07 Agosto 2023
Padre Mauro Armanino vive em Niamey desde 2011 onde lida com migrações, comunidade de bairro, formação, além de coordenar a presença local de sua congregação, a Sociedade das missões africanas (Sma). Ele não deixou a Libéria na época da guerra civil e agora permanece no Níger.
A entrevista é de Marinella Correggia, publicada por Il manifesto, 05-08-2023. A tradução é de Luisa Rabolini.
Em 3 de agosto de 1960, o Níger proclamou a independência da França. Como os nigerinos veem hoje a destituição do presidente Mohamed Bazoum?
Os cidadãos comuns estão preocupados tanto com o contexto regional que ameaça uma intervenção armada para o retorno à "legalidade constitucional”, quanto com o crescimento exponencial do preço dos alimentos cotidianos. Para a maioria dos nigerinos – especialmente aqueles que têm pouco a perder – o que aconteceu é uma relativa boa notícia, porque pode potencialmente embaralhar as cartas em jogo. Aqui, pelo menos, estamos cientes de nossos limites e possibilidades, enquanto em outros lugares se finge que a democracia seja imutável e garantida. Nos últimos anos, se socializou a pobreza, se privatizou a riqueza e se generalizou a gestão corrupta da coisa pública por filiação partidária. A eleição presidencial de 2021 foi vencida por Bazoum de forma fraudulenta. O Níger há tempo figura inexoravelmente no último ou penúltimo lugar no índice de desenvolvimento humano e, recentemente, também naquele da pobreza multidimensional. E aumenta a estratificação de classe.
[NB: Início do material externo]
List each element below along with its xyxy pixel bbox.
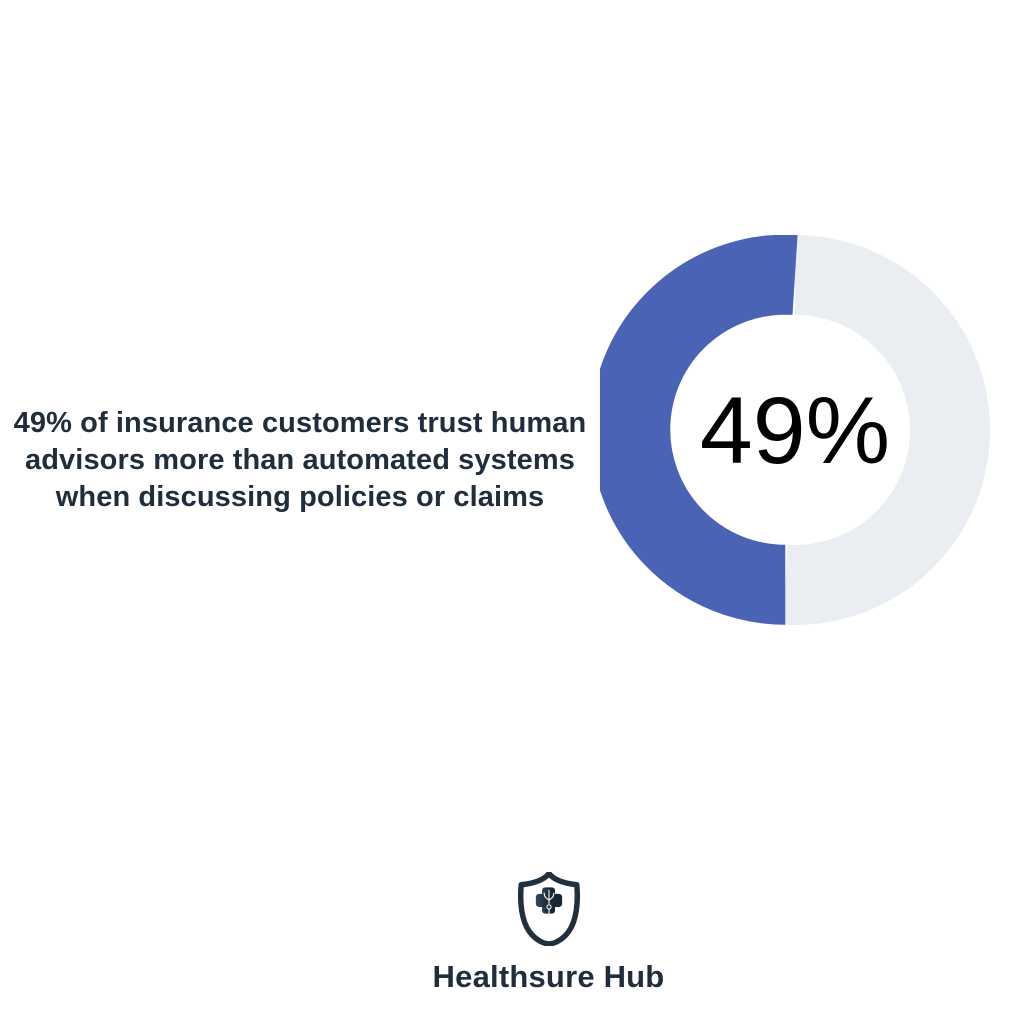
svg-text:49%: 49% — [700, 378, 890, 484]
O descontentamento popular também diz respeito às responsabilidades francesas na difusão do terrorismo após a guerra na Líbia em 2011?
A União Africana e o então presidente Issoufou Mahamadou haviam colocado em guarda os líderes ocidentais sobre atacar a Líbia de Gaddafi. As consequências da guerra pela área foram desastrosas em todos os âmbitos: econômico, geopolítico e de segurança. No Níger a insegurança ligada a grupos armados de vários tipos, embora menos dramática do que em alguns países vizinhos como Mali, Burkina Faso e Nigéria, ainda hoje é grave dentro das chamadas “três fronteiras”, bem como em torno do Lago Chade. A operação Barhkane, liderada pela França após a conclusão de Serval no Mali, encontra a sua base no Chade e sobretudo no Níger. Aqui agora estão presentes os militares dos EUA, com um aeroporto para drones em Agadez e bases militares EUA, francesas, italianas e alemãs. Alguns grupos da sociedade civil tentaram, sem sucesso, expressar seu dissenso (em particular pela arrogante presença francesa), resultando em intimidações e prisões.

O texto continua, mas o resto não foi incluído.